Joeffrey Costa est fondateur d'Imprim'ton jeu, fabricant français de jeux et accessoires personnalisés pour entreprises depuis 2018. Il accompagne les directions formation et conformité des établissements bancaires et financiers dans la conception de dispositifs pédagogiques alternatifs au tout-e-learning.

Questions fréquentes

Le jeu est-il accepté par l'ACPR pour la traçabilité de formation ?

L'ACPR n'impose pas un format pédagogique précis : elle exige la preuve qu'une formation conformité a bien été dispensée, à une date donnée, à un effectif identifié, sur un programme de contenu donné. Un jeu de société sur mesure peut parfaitement répondre à cette exigence à condition d'être encadré par une feuille de présence, une fiche pédagogique précisant les objectifs et le contenu couvert, et idéalement un quiz d'évaluation post-session. La traçabilité réglementaire ne porte pas sur le support mais sur le dossier de formation.

Peut-on utiliser le jeu pour la formation continue obligatoire ?

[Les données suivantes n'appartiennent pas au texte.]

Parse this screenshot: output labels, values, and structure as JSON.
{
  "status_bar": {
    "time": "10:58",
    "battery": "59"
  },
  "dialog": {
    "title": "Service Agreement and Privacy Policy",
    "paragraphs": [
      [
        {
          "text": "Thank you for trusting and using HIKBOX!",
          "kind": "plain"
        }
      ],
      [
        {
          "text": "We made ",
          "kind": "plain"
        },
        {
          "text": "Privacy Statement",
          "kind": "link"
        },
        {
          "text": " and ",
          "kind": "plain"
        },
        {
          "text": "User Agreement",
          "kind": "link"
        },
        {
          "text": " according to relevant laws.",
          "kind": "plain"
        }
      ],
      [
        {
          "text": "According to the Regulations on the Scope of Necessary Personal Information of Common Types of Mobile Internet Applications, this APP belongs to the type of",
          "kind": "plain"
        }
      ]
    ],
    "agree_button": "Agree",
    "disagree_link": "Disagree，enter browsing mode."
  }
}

Oui, pour la quasi-totalité des dispositifs concernés (DDA, IAS, IOBSP, formation LCB-FT annuelle). Le jeu intervient le plus souvent comme module pratique, articulé avec un e-learning de fond qui couvre la partie réglementaire formelle. C'est précisément cette articulation qui marche : l'e-learning porte le contenu normatif, le jeu de société porte la mise en situation et l'ancrage. Plusieurs établissements bancaires structurent ainsi leur plan annuel.

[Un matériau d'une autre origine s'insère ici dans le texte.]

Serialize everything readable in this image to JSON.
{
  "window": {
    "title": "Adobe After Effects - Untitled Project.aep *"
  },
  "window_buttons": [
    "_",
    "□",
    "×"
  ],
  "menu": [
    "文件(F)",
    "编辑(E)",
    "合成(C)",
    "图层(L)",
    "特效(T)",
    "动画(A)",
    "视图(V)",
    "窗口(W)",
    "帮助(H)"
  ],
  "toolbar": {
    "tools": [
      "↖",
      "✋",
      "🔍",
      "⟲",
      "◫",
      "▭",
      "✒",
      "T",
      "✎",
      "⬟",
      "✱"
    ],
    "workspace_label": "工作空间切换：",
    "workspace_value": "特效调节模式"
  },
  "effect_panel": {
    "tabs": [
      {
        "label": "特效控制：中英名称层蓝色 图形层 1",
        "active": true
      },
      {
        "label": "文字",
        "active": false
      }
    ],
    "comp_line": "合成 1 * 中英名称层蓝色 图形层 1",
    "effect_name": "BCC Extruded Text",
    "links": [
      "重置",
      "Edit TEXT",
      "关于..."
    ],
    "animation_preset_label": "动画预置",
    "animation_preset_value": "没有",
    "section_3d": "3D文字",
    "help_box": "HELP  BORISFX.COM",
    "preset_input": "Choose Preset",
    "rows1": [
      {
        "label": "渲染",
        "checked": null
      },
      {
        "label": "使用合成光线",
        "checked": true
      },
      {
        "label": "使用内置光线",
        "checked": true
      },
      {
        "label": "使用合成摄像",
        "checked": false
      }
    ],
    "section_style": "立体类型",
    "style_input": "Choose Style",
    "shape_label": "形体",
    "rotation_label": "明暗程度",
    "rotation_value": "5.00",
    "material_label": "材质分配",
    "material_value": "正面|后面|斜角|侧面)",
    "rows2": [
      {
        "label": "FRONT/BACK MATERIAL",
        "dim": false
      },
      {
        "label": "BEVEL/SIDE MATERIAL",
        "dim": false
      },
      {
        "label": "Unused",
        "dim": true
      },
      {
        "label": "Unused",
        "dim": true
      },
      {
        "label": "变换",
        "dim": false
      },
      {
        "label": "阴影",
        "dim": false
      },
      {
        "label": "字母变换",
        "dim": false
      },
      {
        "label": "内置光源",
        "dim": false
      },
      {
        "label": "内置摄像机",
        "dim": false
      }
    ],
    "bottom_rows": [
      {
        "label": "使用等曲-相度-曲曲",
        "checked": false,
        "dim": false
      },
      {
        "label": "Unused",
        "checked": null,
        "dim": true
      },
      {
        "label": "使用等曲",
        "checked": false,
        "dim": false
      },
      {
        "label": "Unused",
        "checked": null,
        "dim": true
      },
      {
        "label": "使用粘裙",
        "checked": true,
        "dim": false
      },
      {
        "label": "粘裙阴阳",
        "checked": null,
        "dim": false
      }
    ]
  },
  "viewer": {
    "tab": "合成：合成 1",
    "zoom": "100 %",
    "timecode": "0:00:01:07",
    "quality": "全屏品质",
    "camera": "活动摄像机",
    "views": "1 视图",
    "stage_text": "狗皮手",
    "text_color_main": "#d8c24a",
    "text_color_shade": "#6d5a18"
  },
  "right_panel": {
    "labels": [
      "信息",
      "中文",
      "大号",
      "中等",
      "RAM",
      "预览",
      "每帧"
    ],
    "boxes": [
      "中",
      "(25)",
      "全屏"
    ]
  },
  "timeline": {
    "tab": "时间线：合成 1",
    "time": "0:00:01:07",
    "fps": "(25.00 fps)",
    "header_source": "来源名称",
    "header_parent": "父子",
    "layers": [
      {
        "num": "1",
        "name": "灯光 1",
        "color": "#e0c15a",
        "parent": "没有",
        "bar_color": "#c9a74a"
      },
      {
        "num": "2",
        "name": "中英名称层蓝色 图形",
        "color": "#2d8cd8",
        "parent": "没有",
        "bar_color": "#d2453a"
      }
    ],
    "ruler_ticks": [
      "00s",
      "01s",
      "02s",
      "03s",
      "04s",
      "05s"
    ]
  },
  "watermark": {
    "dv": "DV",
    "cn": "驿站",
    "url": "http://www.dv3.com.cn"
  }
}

Faut-il faire une version multi-langue pour les groupes internationaux ?

Cela dépend de la cible. Pour une banque française avec quelques filiales à l'étranger, une version française unique est généralement suffisante — les collaborateurs étrangers en formation à Paris s'en accommodent. Pour un groupe paneuropéen avec déploiement multi-pays, deux à quatre langues sont la norme. Techniquement, le multi-langue ne pose pas de difficulté de fabrication tant qu'il est anticipé dès la maquette : un seul jeu de plaques par version. Voir notre article sur le cahier des charges.

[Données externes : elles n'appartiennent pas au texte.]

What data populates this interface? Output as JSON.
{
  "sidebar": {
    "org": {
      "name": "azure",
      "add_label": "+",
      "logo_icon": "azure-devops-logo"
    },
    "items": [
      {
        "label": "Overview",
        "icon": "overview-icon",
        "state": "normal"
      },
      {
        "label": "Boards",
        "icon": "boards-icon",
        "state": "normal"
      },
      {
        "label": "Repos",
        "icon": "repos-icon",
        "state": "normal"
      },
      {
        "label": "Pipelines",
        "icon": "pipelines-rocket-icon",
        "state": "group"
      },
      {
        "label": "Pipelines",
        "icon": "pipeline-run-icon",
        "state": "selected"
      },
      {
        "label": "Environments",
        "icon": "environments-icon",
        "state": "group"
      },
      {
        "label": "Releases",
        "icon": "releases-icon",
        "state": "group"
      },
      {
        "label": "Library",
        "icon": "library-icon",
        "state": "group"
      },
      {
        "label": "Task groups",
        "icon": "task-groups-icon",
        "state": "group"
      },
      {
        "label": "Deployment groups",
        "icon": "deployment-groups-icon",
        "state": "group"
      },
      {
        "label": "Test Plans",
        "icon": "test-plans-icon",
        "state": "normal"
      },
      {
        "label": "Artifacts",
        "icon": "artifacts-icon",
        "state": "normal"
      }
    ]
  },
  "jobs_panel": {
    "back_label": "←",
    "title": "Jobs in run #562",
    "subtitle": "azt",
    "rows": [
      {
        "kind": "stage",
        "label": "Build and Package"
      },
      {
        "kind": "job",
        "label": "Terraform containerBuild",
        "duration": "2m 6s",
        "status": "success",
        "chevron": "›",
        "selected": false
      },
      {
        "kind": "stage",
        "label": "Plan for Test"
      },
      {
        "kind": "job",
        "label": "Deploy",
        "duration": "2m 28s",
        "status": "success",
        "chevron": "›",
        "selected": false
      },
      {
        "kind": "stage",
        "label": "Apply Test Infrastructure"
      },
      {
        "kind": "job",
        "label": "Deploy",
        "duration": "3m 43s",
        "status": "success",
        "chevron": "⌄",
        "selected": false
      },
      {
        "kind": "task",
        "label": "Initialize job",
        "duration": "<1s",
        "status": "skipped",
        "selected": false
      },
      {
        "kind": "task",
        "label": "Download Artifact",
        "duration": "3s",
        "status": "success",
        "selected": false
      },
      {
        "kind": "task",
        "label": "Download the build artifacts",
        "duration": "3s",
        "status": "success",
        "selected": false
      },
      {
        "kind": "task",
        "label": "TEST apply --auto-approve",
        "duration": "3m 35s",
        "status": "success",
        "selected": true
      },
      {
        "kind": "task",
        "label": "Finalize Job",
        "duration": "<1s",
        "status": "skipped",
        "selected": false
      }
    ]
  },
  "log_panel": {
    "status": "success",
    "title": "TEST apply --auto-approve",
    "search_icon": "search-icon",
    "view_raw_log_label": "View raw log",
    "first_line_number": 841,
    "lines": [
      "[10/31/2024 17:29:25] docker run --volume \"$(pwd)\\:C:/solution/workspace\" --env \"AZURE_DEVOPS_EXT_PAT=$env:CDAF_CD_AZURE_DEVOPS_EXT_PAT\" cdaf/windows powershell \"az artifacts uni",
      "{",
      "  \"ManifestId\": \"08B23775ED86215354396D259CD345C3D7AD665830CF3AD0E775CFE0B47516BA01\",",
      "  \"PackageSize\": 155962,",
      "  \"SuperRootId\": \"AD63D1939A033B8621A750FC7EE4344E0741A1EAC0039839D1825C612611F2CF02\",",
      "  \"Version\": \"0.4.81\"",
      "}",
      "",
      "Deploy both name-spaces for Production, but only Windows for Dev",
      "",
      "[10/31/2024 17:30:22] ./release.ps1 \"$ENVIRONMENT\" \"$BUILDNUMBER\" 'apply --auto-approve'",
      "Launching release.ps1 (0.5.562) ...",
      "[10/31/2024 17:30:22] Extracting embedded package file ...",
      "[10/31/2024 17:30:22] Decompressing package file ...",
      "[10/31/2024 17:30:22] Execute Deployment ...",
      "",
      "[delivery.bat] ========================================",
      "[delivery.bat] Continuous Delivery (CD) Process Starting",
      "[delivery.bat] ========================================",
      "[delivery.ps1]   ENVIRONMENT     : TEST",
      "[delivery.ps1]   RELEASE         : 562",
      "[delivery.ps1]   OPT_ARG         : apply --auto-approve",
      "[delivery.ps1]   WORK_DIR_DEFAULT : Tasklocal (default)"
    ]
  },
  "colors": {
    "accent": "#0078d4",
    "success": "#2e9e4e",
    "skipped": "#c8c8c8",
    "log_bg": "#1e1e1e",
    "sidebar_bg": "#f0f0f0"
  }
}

Comment évaluer la performance après une session jeu ?

Trois dispositifs s'articulent typiquement. Premièrement, un quiz court en fin de session, intégré au jeu lui-même (carte de fin de partie). Deuxièmement, un questionnaire à froid trois à quatre semaines après la session, comparé à un groupe témoin formé en e-learning seul. Troisièmement, et c'est le plus puissant, le suivi des incidents conformité sur les six mois suivants — déclarations de soupçon correctement formulées, alertes terrain, signalements internes. Le ROI métier est mesurable, à condition de définir les indicateurs en amont.

Combien d'animations possibles avec un même set de jeu ?

Un set de jeu de société conformité bancaire correctement conçu supporte plusieurs centaines d'animations sans usure perçue. Les composants critiques (cartes, plateau, dés) résistent à des milliers de manipulations s'ils sont fabriqués en bristol pelliculé et carton compact. La vraie limite n'est pas matérielle mais pédagogique : le contenu d'un jeu doit être rafraîchi tous les douze à dix-huit mois pour rester aligné avec l'évolution réglementaire. Cette mise à jour porte sur les cartes, pas sur le plateau.